You're what's called out-custody. The only level below that is called community custody when you are not in total confinement, right? Now understand that in the camp, there's no cells, there's no, you know, cellmates and that stuff. You're, you're really just in a big dorm.
SourceAnd it's cot, cubby, cot, cubby, like lockers in between beds and rows of it with aisles in between so you can go to sleep. So it's, you know, I'll see if I can find some images of something that would similarly represent it so folks can have a visual understanding. But even then, the infrastructure of the facility is in decay.
I mean, the whole ceiling is a vinyl and the vinyl is crawling in black mold and spores of black mold really literally falling in and all over people. My breathing issues became severely acute because of that. Every inmate goes into custody and they do blood work within, I think, the first 60 days.
Prior to going to custody, I did all these, this blood work situation. And I'm sorry that I'm going a little deeper into your question and a little off topic, but I want to just give you guys a little understanding. So I have both to compare.

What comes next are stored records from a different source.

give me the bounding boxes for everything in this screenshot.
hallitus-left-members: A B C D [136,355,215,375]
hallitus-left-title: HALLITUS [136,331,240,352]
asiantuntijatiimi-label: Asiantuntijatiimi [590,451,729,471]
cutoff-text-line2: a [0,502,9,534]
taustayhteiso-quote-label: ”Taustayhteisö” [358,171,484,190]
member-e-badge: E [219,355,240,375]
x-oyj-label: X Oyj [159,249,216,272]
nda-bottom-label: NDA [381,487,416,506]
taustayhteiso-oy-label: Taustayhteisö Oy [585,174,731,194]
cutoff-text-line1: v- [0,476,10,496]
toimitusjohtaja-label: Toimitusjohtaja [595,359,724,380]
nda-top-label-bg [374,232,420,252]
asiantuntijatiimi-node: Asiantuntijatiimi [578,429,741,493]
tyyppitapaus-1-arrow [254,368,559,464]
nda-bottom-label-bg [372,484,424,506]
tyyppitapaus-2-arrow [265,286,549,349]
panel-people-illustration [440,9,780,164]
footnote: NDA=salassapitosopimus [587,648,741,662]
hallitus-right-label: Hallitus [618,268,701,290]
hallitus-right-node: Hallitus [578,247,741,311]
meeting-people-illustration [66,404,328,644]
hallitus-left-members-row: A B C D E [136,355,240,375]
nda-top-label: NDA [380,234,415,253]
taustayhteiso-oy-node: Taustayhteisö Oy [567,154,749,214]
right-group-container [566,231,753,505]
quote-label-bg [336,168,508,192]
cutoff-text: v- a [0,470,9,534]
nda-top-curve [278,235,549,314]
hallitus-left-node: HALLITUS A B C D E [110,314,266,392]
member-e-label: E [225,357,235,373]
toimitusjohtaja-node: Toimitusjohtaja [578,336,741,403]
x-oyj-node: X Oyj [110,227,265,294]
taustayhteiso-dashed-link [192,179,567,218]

When I went into custody, my blood work was essentially, well, obviously, I'm overweight, but I had no cholesterol issues, no triglyceride issues, no, no glucose issues, pretty normal levels on everything. Almost 60 days in there, I did my blood work, and it came back where my cholesterol now had been elevated. And that's entirely because of the diet that you're on.
The food is just absolutely horrible. I was in the kitchen for the first, what, 34 days. But you're eating A, expired food, chicken patties that were expired in 2024.
And the answer was, oh, but they keep well because they're frozen. We're eating expired canned goods. We're eating subpar quality meat, subpar quality everything.
I mean, I get it. It's prison. It's not supposed to be nice, but I think it should be dignified, right? So the meat quality is, I'll give you an example, like taco nights, right? Ground beef.